Spark-las is a spark reader for las and laz point cloud files
Read a laz file :
val las_file = spark.read.format("LAS.LAS").load("las_file.laz")
Transform a folder of laz files in a parquet file:
val las_file = spark.read.format("LAS.LAS").load("*.laz")
las_file.write.parquet("point_cloud.parquet")
- Read las files:
- Las 1.0-1.4
- Point format 0 to 10
- Files compressed with laszip (laz)
- Predicates Pushdown for spatial query and return number
- COPC optimisations
- Write las and laz files
Based on the data-validator README.md.
- Create a GitHub user token with the read:packages authorisation.

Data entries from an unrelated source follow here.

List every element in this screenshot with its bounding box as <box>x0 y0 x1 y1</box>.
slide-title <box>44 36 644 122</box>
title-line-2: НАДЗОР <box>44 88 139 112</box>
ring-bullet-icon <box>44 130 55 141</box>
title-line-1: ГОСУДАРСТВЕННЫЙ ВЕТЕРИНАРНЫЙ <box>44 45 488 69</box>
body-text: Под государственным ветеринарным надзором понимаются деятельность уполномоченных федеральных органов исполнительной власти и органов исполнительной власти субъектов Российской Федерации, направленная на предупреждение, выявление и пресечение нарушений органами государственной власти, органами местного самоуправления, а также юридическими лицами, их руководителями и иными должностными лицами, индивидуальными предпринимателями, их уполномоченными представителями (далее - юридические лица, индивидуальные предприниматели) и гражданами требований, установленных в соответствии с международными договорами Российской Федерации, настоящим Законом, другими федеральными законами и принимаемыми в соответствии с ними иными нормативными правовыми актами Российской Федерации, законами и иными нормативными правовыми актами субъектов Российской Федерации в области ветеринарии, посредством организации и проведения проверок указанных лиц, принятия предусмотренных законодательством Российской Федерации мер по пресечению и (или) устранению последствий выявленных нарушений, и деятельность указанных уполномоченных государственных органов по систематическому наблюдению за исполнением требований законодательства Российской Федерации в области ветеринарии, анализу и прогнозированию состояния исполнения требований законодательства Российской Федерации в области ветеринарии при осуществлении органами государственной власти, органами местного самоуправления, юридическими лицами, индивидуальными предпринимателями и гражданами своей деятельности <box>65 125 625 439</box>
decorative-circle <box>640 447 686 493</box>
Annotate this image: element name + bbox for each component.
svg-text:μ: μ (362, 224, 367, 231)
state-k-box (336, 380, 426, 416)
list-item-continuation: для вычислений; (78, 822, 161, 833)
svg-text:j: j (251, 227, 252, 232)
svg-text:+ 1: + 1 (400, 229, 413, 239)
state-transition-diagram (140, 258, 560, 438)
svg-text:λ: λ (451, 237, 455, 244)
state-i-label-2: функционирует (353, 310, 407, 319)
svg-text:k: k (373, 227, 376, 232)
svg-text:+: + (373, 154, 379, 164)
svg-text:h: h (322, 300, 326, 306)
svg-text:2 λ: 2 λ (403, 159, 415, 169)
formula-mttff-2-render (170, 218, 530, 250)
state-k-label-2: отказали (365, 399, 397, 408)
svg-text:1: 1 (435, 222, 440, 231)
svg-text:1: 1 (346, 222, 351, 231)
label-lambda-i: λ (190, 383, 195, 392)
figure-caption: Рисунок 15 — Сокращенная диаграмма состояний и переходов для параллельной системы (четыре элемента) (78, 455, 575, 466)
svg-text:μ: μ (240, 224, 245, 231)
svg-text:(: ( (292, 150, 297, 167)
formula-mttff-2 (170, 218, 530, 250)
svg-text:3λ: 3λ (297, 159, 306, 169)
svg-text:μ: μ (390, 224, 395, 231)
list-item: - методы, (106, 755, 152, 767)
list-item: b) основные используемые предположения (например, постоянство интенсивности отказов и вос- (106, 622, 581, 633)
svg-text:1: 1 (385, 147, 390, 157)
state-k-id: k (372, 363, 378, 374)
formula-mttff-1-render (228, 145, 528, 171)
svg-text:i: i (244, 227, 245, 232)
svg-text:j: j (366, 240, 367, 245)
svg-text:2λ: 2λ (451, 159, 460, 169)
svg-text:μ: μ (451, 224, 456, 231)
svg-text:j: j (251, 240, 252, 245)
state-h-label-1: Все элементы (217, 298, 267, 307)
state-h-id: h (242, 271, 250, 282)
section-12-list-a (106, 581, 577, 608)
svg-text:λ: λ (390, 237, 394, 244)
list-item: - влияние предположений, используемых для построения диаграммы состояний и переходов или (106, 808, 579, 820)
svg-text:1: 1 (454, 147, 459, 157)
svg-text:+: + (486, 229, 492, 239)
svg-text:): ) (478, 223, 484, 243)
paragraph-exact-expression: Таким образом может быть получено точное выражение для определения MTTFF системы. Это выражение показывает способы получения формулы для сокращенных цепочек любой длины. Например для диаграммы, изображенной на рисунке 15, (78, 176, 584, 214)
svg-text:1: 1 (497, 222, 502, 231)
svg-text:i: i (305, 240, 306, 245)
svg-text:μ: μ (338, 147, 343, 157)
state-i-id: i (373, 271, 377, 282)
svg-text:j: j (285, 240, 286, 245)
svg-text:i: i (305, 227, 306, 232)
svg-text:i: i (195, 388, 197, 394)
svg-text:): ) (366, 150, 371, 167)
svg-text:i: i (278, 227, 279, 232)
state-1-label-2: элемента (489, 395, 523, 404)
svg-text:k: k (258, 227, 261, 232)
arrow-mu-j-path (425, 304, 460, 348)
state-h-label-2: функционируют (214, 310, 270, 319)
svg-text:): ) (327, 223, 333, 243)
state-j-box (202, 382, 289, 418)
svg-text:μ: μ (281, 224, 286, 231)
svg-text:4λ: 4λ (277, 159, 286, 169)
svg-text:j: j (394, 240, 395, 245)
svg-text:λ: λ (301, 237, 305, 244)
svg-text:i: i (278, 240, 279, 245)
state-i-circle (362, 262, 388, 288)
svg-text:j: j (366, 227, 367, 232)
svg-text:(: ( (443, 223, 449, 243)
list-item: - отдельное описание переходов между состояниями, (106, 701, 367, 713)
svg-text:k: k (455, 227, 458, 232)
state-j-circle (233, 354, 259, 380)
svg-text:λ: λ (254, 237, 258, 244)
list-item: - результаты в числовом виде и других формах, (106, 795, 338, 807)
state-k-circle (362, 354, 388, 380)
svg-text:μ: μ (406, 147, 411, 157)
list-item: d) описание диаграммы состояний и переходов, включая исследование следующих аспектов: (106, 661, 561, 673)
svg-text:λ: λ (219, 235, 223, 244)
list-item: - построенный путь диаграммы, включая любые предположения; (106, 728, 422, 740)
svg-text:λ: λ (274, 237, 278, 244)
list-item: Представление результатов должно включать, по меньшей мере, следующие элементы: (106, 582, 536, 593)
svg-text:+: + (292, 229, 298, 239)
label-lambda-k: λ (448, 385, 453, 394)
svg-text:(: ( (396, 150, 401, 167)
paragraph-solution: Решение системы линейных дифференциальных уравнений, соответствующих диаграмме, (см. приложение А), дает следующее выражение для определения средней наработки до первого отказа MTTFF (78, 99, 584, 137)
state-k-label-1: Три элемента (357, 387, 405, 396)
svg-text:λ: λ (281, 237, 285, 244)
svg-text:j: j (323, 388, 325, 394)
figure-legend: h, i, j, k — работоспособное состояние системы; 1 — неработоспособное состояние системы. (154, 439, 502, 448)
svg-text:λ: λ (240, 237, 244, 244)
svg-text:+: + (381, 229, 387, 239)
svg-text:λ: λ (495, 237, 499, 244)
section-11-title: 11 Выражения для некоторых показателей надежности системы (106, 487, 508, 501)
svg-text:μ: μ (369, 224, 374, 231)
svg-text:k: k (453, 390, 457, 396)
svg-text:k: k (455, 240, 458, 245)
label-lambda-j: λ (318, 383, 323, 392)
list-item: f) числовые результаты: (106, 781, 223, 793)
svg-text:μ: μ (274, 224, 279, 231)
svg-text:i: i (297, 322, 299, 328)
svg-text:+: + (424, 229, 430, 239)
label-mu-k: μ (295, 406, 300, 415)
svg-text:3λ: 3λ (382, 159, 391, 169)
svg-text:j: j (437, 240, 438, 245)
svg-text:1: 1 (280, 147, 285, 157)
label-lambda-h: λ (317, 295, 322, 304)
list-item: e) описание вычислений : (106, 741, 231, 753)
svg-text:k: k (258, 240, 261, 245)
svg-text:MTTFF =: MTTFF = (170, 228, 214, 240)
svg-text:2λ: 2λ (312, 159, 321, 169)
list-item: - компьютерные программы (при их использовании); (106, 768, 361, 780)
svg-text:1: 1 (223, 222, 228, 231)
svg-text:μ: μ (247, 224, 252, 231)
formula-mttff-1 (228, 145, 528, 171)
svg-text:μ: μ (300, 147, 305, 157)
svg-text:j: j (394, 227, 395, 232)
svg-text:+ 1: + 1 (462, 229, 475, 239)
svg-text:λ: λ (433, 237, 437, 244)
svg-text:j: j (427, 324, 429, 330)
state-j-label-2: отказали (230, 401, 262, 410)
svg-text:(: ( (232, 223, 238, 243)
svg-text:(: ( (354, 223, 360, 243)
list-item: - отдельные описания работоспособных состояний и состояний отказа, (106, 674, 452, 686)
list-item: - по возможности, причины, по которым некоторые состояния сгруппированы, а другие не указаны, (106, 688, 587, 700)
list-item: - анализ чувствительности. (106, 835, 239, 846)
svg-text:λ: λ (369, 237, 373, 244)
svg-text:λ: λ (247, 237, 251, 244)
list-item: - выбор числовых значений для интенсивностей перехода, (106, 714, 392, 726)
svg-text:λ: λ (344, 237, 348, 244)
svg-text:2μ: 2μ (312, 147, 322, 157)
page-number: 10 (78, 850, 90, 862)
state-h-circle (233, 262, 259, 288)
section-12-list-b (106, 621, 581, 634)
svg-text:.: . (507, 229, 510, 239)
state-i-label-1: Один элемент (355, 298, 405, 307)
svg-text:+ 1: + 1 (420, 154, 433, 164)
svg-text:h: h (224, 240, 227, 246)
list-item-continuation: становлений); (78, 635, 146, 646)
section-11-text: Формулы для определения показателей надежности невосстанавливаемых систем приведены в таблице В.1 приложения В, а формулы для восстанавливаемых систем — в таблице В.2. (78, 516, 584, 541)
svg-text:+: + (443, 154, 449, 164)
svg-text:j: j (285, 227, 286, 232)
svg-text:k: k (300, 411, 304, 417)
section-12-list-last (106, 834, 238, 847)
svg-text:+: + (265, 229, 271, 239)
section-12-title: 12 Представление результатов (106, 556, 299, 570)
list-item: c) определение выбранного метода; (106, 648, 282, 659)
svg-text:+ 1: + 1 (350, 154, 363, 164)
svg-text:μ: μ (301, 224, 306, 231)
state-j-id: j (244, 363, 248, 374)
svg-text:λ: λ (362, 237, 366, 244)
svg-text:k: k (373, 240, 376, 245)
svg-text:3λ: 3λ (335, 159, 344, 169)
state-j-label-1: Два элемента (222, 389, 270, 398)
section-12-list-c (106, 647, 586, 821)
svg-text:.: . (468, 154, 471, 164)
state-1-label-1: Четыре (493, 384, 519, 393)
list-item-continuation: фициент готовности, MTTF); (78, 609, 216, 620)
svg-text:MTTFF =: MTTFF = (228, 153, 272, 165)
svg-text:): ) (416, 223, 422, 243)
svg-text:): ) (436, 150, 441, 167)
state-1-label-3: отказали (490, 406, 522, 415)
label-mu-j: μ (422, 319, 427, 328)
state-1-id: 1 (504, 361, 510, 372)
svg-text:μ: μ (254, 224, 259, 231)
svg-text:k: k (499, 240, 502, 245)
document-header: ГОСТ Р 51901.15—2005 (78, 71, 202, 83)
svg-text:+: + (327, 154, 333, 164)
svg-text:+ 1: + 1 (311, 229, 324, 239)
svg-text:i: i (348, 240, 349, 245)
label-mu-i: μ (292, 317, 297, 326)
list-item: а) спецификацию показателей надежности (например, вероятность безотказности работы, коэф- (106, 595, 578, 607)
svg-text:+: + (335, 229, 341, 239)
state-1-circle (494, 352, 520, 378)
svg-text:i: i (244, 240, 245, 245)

- Create a ivy configuration file :
<ivysettings>
<settings defaultResolver="thechain">
<credentials
host="maven.pkg.github.com"
username="YOUR USER NAME"
passwd="YOUR GITHUB TOKEN"
realm="GitHub Package Registry"/>
</settings>
<resolvers>
<chain name="thechain">
<ibiblio name="central" m2compatible="true"
root="https://repo1.maven.org/maven2/" />
<ibiblio name="ghp-dv" m2compatible="true"
root="https://maven.pkg.github.com/mbunel/spark-las"/>
</chain>
</resolvers>
</ivysettings>
- Call this file at the spark startup with this option :
--conf spark.jars.ivySettings=$(pwd)/my_ivy.settings
- If necessary, set a proxy:
--driver-java-options '-Dhttp.proxyHost=proxy.ign.fr -Dhttp.proxyPort=3128 -Dhttps.proxyHost=proxy.ign.fr-Dhttps.proxyPort=3128'
- Download directly the jar file: https://github.com/MBunel/spark-las/packages/2182443
- Use the
--jars
option at spark startup